This time I used a much larger collection of Wordsworth’s Works, including novels and all poetry. Of particular note to me was 4 of the more significant words appearing, Man, Day, Life, and Time. With over 1200 instances of each word reoccurring through Wordsworth’s art, With these four words, I can guess at a recurrent theme in Wordsworth stories, that of mortality, and subsequently death. So I decided to focus on the opposites of these words, Death, Night, and mortality.
Now, to my extreme shock, the word death does not show up a single time in this extremely expansive corpus! But upon quickly revamping my search to show dying, dead, and other similar words, I returned with just shy of 500 matches, when considering all forms of that word. Night on the other hand had 700 matches in the corpus, which means that both words are vastly outnumbered by their counterparts. So while Wordsworth poetry seems to indicate a duality between these two themes, the amount of times it shows up does not necessarily reflect that. But perhaps I’m focusing too much on the life aspect of it, we can also take a look at emotional traits.
Like is the most common word in the corpus with over 1700 instances, with love having almost 1200. Heart is also nearing 1200, and generally we can see a correlation between love and nature, and romance. Wordsworth has been known for his duality, and so perhaps we might find a similar result with the opposites of love and like.

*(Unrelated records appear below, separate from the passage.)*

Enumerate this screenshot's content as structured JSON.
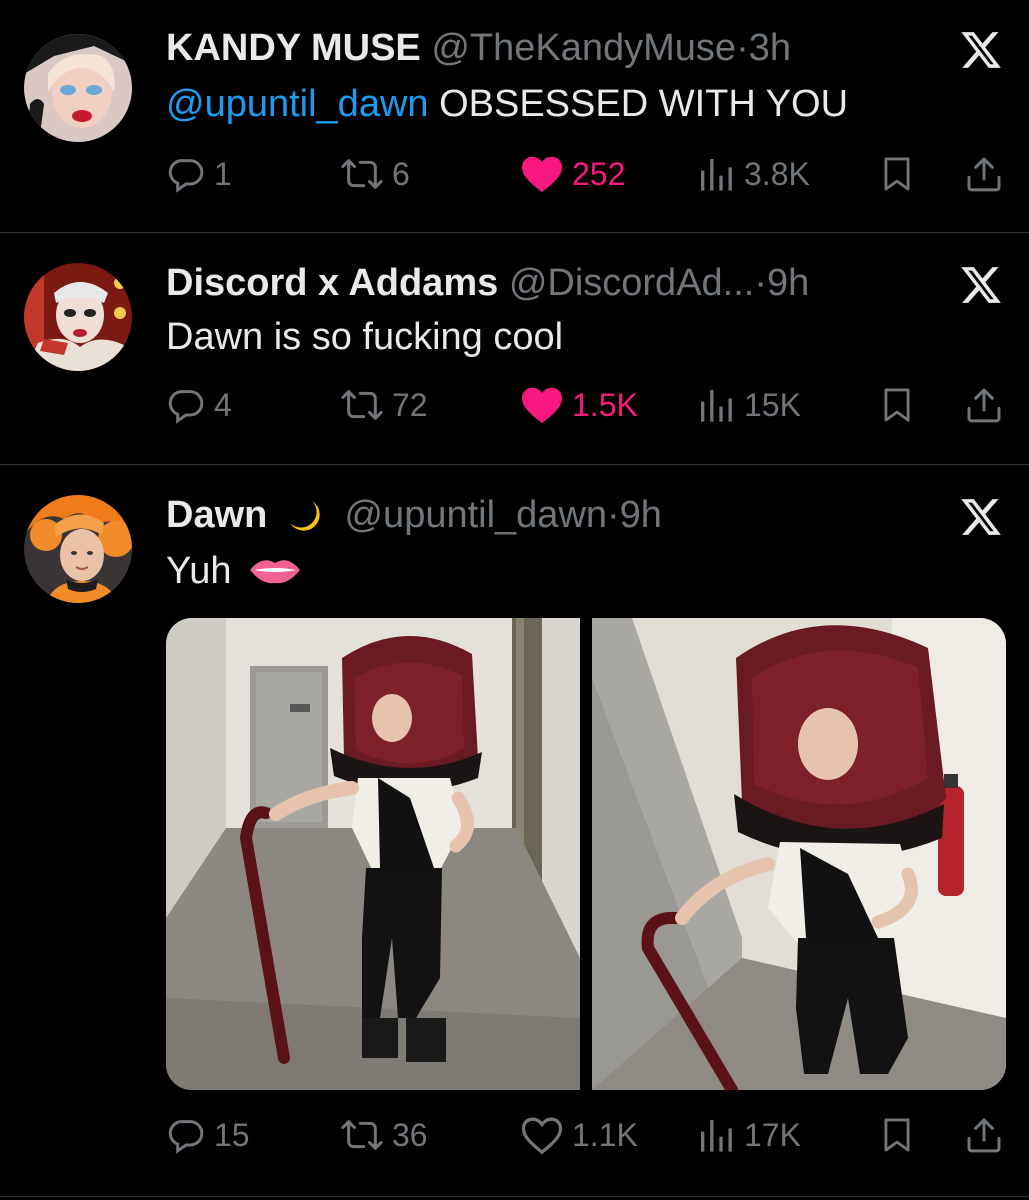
{
  "tweets": [
    {
      "name": "KANDY MUSE",
      "handle": "@TheKandyMuse",
      "time_sep": "·",
      "time": "3h",
      "mention": "@upuntil_dawn",
      "text": " OBSESSED WITH YOU",
      "replies": "1",
      "retweets": "6",
      "likes": "252",
      "liked": true,
      "views": "3.8K"
    },
    {
      "name": "Discord x Addams",
      "handle": "@DiscordAd...",
      "time_sep": "·",
      "time": "9h",
      "text": "Dawn is so fucking cool",
      "replies": "4",
      "retweets": "72",
      "likes": "1.5K",
      "liked": true,
      "views": "15K"
    },
    {
      "name": "Dawn",
      "name_emoji": "crescent-moon",
      "handle": "@upuntil_dawn",
      "time_sep": "·",
      "time": "9h",
      "text": "Yuh",
      "text_emoji": "lips",
      "replies": "15",
      "retweets": "36",
      "likes": "1.1K",
      "liked": false,
      "views": "17K",
      "media_count": 2
    }
  ],
  "colors": {
    "background": "#000000",
    "text": "#e7e9ea",
    "muted": "#71767b",
    "link": "#1d9bf0",
    "like": "#f91880",
    "divider": "#2f3336"
  },
  "icons": [
    "reply-icon",
    "retweet-icon",
    "like-icon",
    "views-icon",
    "bookmark-icon",
    "share-icon",
    "x-logo-icon"
  ]
}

Surprisingly, hatred has 0 matches in the corpus! Variants of hate on the other hand only show up with a measly 30 matches, dislike and its variants also only returning 38 matches. This is staggering pitiful against the huge influx of romantic words! So while Wordsworth seems to juxtaposition nature, life and death, it would seem he doesn’t necessarily do the same with love and its opposites. Ultimately, Voyant gave me a very fascinating look into Wordsworth’s writing mindset. Also his ability to just not use certain words like death, in a man who writes hundreds of poems is certainly impressive. It seems he has a very refined diction. With a one million and five hundred thousand word corpus, he only uses 34000 unique words! That’s actually surprisingly small considering.